April 30, 2010
Curbside recycling bill OK'd by Delaware Senate
Measure would mean end of bottle deposit law
The "universal recycling" measure -- a priority for Gov. Jack Markell's administration and environmental groups -- passed by a 17-3 vote after surviving a potential killer amendment and warnings of a possible constitutional challenge.
Sen. David B. McBride, D-Hawks Nest, who sponsored S.B. 234, said the bill caps decades of work to expand Delaware's low recycling rate and months of effort to reach a compromise on terms for the expanded service.
Critics said the bill would create a new tax by scuttling the state's 5-cent deposit for small bottles of carbonated beverages, while putting a new, nonrefundable 4-cent fee on the same containers.
The fee, earmarked for startup subsidies, education programs and administrative costs, would end after four years.
"We believe this is a fair bill," McBride said. He added that lawmakers "sent a clear signal last year, in my opinion, that the bottle bill should end."
The bill now goes to the House.
"It's certainly a strong endorsement by the Senate of a plan that would make universal recycling a practical reality in Delaware," said Brian Selander, Markell's chief spokesman.
Markell vetoed an attempt to scuttle the deposit law last year but said he would return with a better plan.
Recycling participation would remain voluntary for all residents. All private or municipal government waste haulers, however, would have to begin offering recycling pickups for all single-family home customers on Sept. 15, 2011.
The service requirement would extend to apartment buildings and other multifamily residences by Jan. 1, 2013, and commercial sites by 2014.
Supporters argued that increased recycling would pay for itself in the form of lower costs for landfilling wastes.

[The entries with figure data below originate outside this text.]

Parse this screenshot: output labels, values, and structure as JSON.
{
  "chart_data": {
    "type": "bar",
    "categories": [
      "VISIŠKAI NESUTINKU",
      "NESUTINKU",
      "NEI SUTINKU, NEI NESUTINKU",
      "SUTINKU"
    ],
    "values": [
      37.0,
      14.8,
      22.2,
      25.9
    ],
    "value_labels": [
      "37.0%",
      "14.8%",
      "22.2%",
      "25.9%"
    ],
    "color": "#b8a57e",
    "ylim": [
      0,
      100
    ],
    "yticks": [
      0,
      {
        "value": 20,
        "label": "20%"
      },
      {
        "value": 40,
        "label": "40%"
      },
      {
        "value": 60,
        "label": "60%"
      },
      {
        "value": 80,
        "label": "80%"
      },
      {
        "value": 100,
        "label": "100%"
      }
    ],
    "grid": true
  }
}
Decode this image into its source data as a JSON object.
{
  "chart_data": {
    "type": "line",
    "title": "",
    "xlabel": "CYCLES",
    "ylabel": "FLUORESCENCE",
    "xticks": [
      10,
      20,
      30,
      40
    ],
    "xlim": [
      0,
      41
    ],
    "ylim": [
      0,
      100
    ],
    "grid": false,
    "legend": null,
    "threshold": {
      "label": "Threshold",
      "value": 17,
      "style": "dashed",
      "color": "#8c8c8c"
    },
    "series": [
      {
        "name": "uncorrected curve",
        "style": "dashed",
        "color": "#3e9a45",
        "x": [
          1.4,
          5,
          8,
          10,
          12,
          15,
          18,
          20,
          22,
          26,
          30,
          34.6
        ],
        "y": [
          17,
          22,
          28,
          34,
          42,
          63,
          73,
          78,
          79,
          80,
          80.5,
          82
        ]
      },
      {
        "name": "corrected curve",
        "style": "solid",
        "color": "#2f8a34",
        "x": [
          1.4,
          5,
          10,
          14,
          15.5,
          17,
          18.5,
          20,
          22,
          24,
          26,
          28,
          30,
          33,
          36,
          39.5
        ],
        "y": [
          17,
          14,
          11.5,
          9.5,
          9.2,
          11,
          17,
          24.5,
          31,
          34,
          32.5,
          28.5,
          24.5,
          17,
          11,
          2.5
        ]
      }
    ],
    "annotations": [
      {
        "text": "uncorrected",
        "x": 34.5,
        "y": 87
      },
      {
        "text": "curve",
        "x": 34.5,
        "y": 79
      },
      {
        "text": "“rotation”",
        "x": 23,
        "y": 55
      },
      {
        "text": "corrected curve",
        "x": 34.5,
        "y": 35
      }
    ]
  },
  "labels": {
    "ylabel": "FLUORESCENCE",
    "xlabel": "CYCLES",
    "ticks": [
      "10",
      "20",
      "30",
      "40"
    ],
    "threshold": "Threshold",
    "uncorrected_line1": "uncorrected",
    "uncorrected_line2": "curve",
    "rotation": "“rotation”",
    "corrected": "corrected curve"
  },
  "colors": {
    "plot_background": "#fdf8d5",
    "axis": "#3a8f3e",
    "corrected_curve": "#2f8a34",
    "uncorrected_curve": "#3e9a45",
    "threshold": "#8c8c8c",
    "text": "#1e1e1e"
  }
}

B.J. Vinton, who chairs Markell's Recycling Public Advisory Council, said the bill "represents an enormous step forward for Delaware."
Lawmakers rejected an amendment offered by Sen. Karen Peterson, D-Stanton, that would have extended the fee to all types of beverage containers, while dropping the charge to 1 cent. Peterson said that the broader charge would have been fairer to consumers and affected industries.
David Swayze, a lobbyist for the Glass Bottle Institute, said his group "was not at the table" for compromise talks and that the new fee may raise fairness and equal protection objections from those who have to pay.